Thursday, October 25, 2012

The roots of economic collapse start with demographics

Let’s tick through three pieces of bad news from the last week.
(1) David Smick has a bracing essay about the economic perils that await the next president. Actually, bracing isn't quite the word for it. Maybe terrifying is better:
The political party that controls the White House after January could, four years later, be out of power for a generation. The economic challenges are that daunting. . . .
The risk stems from something more fundamental: The globalization model of the past 30 years is cracking up. And there appears to be no new model to replace it.

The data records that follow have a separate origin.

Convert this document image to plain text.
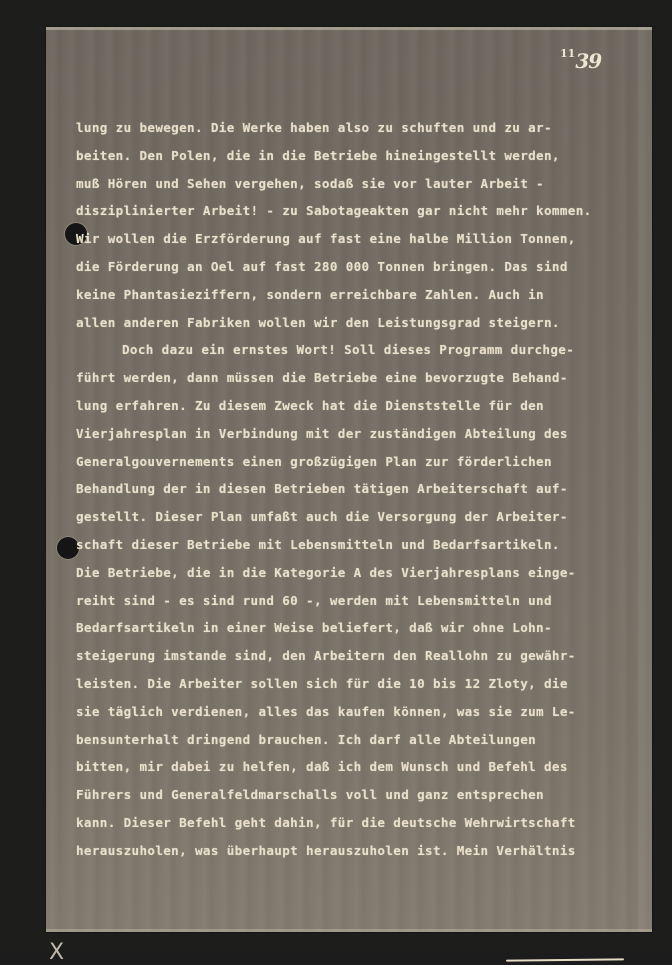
$^{11}$39
lung zu bewegen. Die Werke haben also zu schuften und zu ar-
beiten. Den Polen, die in die Betriebe hineingestellt werden,
muß Hören und Sehen vergehen, sodaß sie vor lauter Arbeit -
disziplinierter Arbeit! - zu Sabotageakten gar nicht mehr kommen.
Wir wollen die Erzförderung auf fast eine halbe Million Tonnen,
die Förderung an Oel auf fast 280 000 Tonnen bringen. Das sind
keine Phantasieziffern, sondern erreichbare Zahlen. Auch in
allen anderen Fabriken wollen wir den Leistungsgrad steigern.
Doch dazu ein ernstes Wort! Soll dieses Programm durchge-
führt werden, dann müssen die Betriebe eine bevorzugte Behand-
lung erfahren. Zu diesem Zweck hat die Dienststelle für den
Vierjahresplan in Verbindung mit der zuständigen Abteilung des
Generalgouvernements einen großzügigen Plan zur förderlichen
Behandlung der in diesen Betrieben tätigen Arbeiterschaft auf-
gestellt. Dieser Plan umfaßt auch die Versorgung der Arbeiter-
schaft dieser Betriebe mit Lebensmitteln und Bedarfsartikeln.
Die Betriebe, die in die Kategorie A des Vierjahresplans einge-
reiht sind - es sind rund 60 -, werden mit Lebensmitteln und
Bedarfsartikeln in einer Weise beliefert, daß wir ohne Lohn-
steigerung imstande sind, den Arbeitern den Reallohn zu gewähr-
leisten. Die Arbeiter sollen sich für die 10 bis 12 Zloty, die
sie täglich verdienen, alles das kaufen können, was sie zum Le-
bensunterhalt dringend brauchen. Ich darf alle Abteilungen
bitten, mir dabei zu helfen, daß ich dem Wunsch und Befehl des
Führers und Generalfeldmarschalls voll und ganz entsprechen
kann. Dieser Befehl geht dahin, für die deutsche Wehrwirtschaft
herauszuholen, was überhaupt herauszuholen ist. Mein Verhältnis
X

What has Smick worried is this: Global exports are falling everywhere; not just China, but 12 other countries are also manipulating their currencies against the dollar; and cross-border lending has dried up. In sum, the era of globalization might be over. And, as Smick points out, it’s waning before we've come up with a system to replace it.
If Smick is right, then in the macroeconomic sense it would matter only slightly whether Obama or Romney is president because neither has any idea as to what will refill the hole in America's GDP that’s going to be left by the shriveling of our financial services sector which, at the peak of globalization, accounted for 40 percent of U.S. corporate profits.
But don't worry. It gets worse.
(2) As Smick was writing, Tom Edsall pointed to a hypothesis put forward by Northwestern economist Robert Gordon, which boils down to this: The era of U.S. economic growth is over.